Dari suatu perbincangan singkat di Pasar Tambaruni, mempersoalkan sagu yang mulai langka, ternyata sangat menarik. Warga setempat masih memiliki keinginan terpendam untuk tetap mempertahankan tradisi makan sagu.


Perdebatan antara Usman dan Agus masih perlu dikaji kembali, benarkah tanaman sagu mulai punah di Fakfak? Kemudian, cara mengonsumsi sagu yang sebetulnya mudah ternyata jarang disosialisasikan. Begitu pula dengan manfaatnya, yang dikatakan Remedan, makan sagu berbeda dibandingkan dengan makan nasi. Kalau makan sagu, badan akan terasa lebih kuat.


Selama ini pohon sagu hanya dikenal sebagai tanaman liar di hutan. Belum ada usaha untuk membudidayakannya sebagai tanaman pertanian dan atau perkebunan.


Memang, sebuah pohon sagu baru bisa berproduksi setelah berusia 8-10 tahun. Pohon sagu pada usia tersebut bisa menghasilkan sekitar 200 kilogram tepung sagu. Terhitung dari produksi tersebut, satu batang pohon sagu dapat memberi makan 10 orang dalam dua pekan.


Di dunia, beberapa tahun lalu diperkirakan terdapat sekitar 700 juta hektar hutan yang masih banyak terdapat pohon sagu. Di wilayah Papua sendiri, pohon sagu diperkirakan masih ada di 40 persen dari kawasan hutan yang ada di sana.


Selain untuk kebutuhan pangan, sagu bisa digunakan untuk industri kayu. Di antaranya untuk memproduksi kayu lapis.


Masa-masa sebelumnya, sagu berdampingan dengan ubi-ubian dan pisang, menjadi makanan pokok masyarakat Fakfak. Ubi jalar, keladi, dan singkong merupakan ubi-ubian yang kini masih banyak diproduksi warga setempat. Tetapi, diperkirakan jumlah yang dikonsumsi terus menyusut akibat peralihan ke konsumsi beras.


Catatan Fakfak dalam Angka 2004 menunjukkan, produksi ubi jalar mencapai 1.800 ton, ubi kayu 952 ton, dan keladi 891 ton. Hanya saja, angka-angka produksi ini tetap tidak mampu menggeser kebutuhan masyarakat Fakfak akan beras, yang juga diperkirakan akan terus meningkat dari tahun ke tahun.
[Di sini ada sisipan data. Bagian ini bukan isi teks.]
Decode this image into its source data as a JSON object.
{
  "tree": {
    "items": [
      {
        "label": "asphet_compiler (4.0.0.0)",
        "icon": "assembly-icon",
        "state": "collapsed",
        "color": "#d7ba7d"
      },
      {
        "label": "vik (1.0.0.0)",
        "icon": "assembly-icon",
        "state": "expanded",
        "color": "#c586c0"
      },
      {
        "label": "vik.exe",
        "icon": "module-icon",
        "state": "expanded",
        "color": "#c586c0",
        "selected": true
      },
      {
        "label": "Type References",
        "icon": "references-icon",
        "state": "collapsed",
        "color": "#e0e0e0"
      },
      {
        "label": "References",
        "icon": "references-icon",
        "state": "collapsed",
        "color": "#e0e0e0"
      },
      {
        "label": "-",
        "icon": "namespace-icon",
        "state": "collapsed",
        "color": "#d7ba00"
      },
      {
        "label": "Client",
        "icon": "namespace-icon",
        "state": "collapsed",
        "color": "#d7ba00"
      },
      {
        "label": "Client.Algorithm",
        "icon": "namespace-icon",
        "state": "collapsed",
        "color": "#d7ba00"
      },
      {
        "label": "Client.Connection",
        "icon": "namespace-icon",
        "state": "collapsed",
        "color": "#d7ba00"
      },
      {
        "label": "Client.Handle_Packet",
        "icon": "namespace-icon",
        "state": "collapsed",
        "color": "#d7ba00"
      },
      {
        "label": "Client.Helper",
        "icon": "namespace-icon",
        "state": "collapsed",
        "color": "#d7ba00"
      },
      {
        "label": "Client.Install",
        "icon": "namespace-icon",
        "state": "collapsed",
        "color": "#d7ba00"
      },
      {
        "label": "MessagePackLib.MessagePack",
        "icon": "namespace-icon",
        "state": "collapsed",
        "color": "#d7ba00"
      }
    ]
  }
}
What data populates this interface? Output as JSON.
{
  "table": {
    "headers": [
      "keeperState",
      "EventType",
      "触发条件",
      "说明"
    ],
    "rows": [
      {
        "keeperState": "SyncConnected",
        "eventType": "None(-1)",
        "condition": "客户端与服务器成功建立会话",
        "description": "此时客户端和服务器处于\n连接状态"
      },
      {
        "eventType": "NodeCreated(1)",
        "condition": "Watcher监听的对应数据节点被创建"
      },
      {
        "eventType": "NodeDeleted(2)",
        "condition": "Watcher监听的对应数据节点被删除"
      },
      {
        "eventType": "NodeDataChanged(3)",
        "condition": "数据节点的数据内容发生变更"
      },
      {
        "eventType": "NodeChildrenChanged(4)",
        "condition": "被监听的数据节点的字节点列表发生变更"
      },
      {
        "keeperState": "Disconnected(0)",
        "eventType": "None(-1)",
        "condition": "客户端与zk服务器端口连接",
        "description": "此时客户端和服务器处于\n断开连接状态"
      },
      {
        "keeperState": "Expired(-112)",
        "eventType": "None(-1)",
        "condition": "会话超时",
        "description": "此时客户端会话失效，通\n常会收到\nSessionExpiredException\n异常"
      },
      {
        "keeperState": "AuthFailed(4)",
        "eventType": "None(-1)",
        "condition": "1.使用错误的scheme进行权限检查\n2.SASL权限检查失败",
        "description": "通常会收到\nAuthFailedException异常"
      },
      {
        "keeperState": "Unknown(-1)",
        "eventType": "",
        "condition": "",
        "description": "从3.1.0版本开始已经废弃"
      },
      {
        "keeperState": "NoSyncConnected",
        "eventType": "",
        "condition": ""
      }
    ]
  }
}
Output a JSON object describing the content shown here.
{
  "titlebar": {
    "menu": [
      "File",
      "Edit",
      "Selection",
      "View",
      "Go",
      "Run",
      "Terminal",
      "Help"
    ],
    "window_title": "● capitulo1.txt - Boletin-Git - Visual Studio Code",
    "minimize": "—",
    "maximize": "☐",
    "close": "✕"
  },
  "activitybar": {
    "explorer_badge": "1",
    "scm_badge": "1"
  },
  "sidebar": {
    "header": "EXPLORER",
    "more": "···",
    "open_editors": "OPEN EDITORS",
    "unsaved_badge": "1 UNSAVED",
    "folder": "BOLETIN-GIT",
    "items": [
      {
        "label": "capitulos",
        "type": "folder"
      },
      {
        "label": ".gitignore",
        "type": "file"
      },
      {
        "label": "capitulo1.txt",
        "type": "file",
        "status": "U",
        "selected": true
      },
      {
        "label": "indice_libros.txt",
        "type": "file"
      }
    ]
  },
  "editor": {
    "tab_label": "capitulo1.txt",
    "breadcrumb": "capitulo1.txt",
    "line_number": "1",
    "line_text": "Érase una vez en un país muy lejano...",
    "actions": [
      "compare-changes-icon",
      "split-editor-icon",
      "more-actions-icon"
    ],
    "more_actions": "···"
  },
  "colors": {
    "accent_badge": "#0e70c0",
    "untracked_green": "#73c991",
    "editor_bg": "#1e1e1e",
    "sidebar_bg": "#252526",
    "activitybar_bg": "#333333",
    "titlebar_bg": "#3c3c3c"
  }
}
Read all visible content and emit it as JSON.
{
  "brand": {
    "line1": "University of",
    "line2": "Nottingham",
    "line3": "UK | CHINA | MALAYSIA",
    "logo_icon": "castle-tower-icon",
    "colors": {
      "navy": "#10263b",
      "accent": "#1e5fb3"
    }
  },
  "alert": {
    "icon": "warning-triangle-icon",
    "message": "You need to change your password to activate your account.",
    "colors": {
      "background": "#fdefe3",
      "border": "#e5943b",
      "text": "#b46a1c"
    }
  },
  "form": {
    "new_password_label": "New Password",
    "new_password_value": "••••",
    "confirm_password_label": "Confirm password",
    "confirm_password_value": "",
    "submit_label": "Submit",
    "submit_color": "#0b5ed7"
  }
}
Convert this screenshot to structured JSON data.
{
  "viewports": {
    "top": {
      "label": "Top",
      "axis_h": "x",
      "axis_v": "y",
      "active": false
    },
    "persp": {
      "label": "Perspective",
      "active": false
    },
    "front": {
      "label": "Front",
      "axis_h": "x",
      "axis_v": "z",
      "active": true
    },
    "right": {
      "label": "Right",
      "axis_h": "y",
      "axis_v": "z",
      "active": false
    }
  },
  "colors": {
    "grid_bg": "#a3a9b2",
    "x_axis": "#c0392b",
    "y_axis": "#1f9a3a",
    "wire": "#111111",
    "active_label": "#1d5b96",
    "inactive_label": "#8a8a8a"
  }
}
Ironisnya, beras sebagai kebutuhan pokok tersebut masih harus didatangkan dari luar, terutama dari Jawa. Sementara sagu sebagai makan pokok semula mulai ditinggalkan.


Masa depan Fakfak, juga Papua secara keseluruhan, kini dipertaruhkan....

1 komentar:

Anak Fakfak mengatakan...

hallo salam kenal ya.....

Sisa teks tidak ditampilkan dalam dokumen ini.